I am content and happy to live in Canada. It’s a pretty dull place but then dull isn’t so bad when one looks at the alternative. I cheer for Canada when it’s playing hockey. I wish my fellow citizens well across the country in whatever they do.
I suppose that the main reason I’m not a separatist is that the alternatives don’t appeal to me very much. While I know that British Columbia could go it alone, and that I would be a faithful and supportive citizen, I don’t want to become part of the United States, which probably would be the consequence of the country splitting.
What I do acknowledge, and have for a long time, is that if Quebec leaves the country, it will split anyway. There is no way in the world that Canada could stay together with Ontario having a complete stranglehold on the House of Commons and the government. We in B.C. should be mentally prepared for this to happen.
Loyalty and its limits
No, I wish to stay a Canadian but understand that the patriotism that many British Columbians have towards the country isn’t quite the same as that of Americans towards their country or the British towards theirs. We have reservations. We have unbridgeable divisions.
Yes, on Canada Day, we all sing the national anthem and some tears flow. In many other ways we express our loyalty. But that loyalty is tempered, at least in this province, by the knowledge that we have to defend ourselves against central Canadian financial and political piracy. We have to know that to the Parliament and cabinet that run our country, we come second to the interests and needs of Ontario and Quebec.
Remember Meech Lake and the Charlottetown accord?
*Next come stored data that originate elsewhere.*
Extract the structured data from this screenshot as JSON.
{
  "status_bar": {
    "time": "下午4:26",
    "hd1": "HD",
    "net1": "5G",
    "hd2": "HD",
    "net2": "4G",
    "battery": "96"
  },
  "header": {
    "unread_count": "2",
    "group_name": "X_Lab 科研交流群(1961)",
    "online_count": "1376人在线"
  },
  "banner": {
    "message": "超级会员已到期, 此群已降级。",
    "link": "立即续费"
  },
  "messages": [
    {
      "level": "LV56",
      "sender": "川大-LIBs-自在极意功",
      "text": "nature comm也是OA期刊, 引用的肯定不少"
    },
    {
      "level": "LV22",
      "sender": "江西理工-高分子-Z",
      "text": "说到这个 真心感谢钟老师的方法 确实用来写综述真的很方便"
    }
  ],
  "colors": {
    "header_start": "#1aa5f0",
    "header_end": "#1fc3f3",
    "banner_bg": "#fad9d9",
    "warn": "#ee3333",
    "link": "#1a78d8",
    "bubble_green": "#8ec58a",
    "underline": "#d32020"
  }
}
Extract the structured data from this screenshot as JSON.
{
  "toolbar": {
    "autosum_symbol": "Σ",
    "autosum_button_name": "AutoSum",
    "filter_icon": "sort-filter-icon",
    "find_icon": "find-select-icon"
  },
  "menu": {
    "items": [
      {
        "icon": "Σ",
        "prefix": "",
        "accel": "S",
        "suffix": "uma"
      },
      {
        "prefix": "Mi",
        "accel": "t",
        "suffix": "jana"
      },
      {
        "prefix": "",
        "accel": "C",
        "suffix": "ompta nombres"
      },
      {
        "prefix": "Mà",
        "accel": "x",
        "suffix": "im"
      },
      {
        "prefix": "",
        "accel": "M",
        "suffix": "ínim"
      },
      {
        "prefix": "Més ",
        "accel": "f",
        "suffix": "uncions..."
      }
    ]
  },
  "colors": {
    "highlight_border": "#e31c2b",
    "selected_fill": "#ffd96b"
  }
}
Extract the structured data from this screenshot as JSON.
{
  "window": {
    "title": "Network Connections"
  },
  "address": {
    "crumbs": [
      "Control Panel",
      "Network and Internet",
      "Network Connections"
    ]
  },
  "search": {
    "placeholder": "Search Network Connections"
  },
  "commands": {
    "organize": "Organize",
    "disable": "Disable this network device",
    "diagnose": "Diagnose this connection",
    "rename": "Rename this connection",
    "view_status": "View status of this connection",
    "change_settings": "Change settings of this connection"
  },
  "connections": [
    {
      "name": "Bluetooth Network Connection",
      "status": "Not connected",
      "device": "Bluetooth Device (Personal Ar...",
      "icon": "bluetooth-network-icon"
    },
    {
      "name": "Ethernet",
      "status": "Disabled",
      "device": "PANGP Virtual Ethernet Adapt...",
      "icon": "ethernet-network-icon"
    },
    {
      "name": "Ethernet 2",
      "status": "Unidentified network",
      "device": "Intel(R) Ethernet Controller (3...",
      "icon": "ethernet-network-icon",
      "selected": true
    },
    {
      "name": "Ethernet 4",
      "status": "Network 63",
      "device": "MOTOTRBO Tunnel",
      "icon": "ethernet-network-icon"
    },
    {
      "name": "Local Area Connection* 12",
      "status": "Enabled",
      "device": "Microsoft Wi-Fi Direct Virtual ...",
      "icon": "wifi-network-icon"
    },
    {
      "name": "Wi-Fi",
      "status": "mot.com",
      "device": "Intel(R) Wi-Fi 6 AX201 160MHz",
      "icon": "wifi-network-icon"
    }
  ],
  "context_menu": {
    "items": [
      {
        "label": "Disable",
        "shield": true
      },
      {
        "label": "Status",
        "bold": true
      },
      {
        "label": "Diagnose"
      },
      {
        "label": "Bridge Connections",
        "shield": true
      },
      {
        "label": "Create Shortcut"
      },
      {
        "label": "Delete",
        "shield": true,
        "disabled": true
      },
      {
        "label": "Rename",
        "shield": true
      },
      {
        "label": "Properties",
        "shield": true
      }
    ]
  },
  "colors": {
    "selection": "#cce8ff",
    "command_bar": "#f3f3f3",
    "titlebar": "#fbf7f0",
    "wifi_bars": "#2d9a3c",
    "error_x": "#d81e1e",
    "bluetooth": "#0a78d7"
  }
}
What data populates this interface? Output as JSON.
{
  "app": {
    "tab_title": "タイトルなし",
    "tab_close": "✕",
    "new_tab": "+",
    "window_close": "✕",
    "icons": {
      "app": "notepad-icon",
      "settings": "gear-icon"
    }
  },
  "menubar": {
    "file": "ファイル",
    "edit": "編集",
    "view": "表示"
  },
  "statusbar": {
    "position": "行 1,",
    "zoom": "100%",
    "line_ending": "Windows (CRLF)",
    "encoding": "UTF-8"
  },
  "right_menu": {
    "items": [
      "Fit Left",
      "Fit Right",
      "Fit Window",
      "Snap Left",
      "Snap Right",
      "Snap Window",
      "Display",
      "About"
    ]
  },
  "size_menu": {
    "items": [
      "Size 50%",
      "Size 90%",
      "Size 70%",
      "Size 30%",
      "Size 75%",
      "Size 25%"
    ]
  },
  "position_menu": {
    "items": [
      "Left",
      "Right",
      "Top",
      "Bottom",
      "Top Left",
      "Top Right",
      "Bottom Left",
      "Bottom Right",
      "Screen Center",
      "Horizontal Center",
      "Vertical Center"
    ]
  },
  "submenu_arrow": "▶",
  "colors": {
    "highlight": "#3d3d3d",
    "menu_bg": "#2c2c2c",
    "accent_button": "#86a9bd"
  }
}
The “deal” that was shoved at us had everything to do with solidifying power in central Canada and nothing to do with the rest of us. It would have been an appalling deal for British Columbia and would have rendered our imbalance situation much, much, worse. As I vigorously opposed the deals, how well I remember being called “Canada’s most dangerous man” by John Crosbie and a “traitor” by then prime minister Brian Mulroney.
The people of British Columbia rejected that insult by just under 70 per cent.
They don’t give a damn about us
I remember back in the ’70s when I was in charge of constitutional affairs for British Columbia and was traveling regularly to Toronto and Ottawa. Friends of mine, originally from central Canada, said that once I got back there and got to know the people, I would find out that they really cared for British Columbia.
After a few months I came back and said they don’t give a damn about us. I will remember attending a constitutional convention in Toronto with a huge bas relief map on the wall that left off the Queen Charlotte Islands (now known as Haida Gwaii). When I pointed this out, no one seemed to understand what the problem was!
At about the same time, Vancouver was seeking an NHL hockey franchise. Stafford Smythe, who happened to own the Toronto Maple Leafs, wanted Vancouver to “give” him one square block of downtown Vancouver so he could build an arena for our new hockey club. When the City of Vancouver told him to get stuffed, people in Toronto simply couldn’t understand us! It never occurred to them that it might be a bad idea to have the Toronto Maple Leafs control the Vancouver hockey club through the Smythe family. They couldn’t seem to see a conflict of interest but put it all down to generosity from the people of Toronto to their brethren in British Columbia being ungratefully turned aside!
I can live with all of that quite easily. I hope that Canada stays together and prospers forever. I say that in hope that my fellow British Columbians stand up for their province, as they always have, and make sure they always defend themselves against those who have all of the power and all of the money, are in the pockets of international big business, and couldn’t care less about us.
It is in that sense — an important sense to be sure — that I am indeed a British Columbian before I am a Canadian.
I am 63 and have felt more British Columbian than Canadian since my teens. This was when I discovered that we had our own distinct history (discovered on my own ) that was never taught to us in school.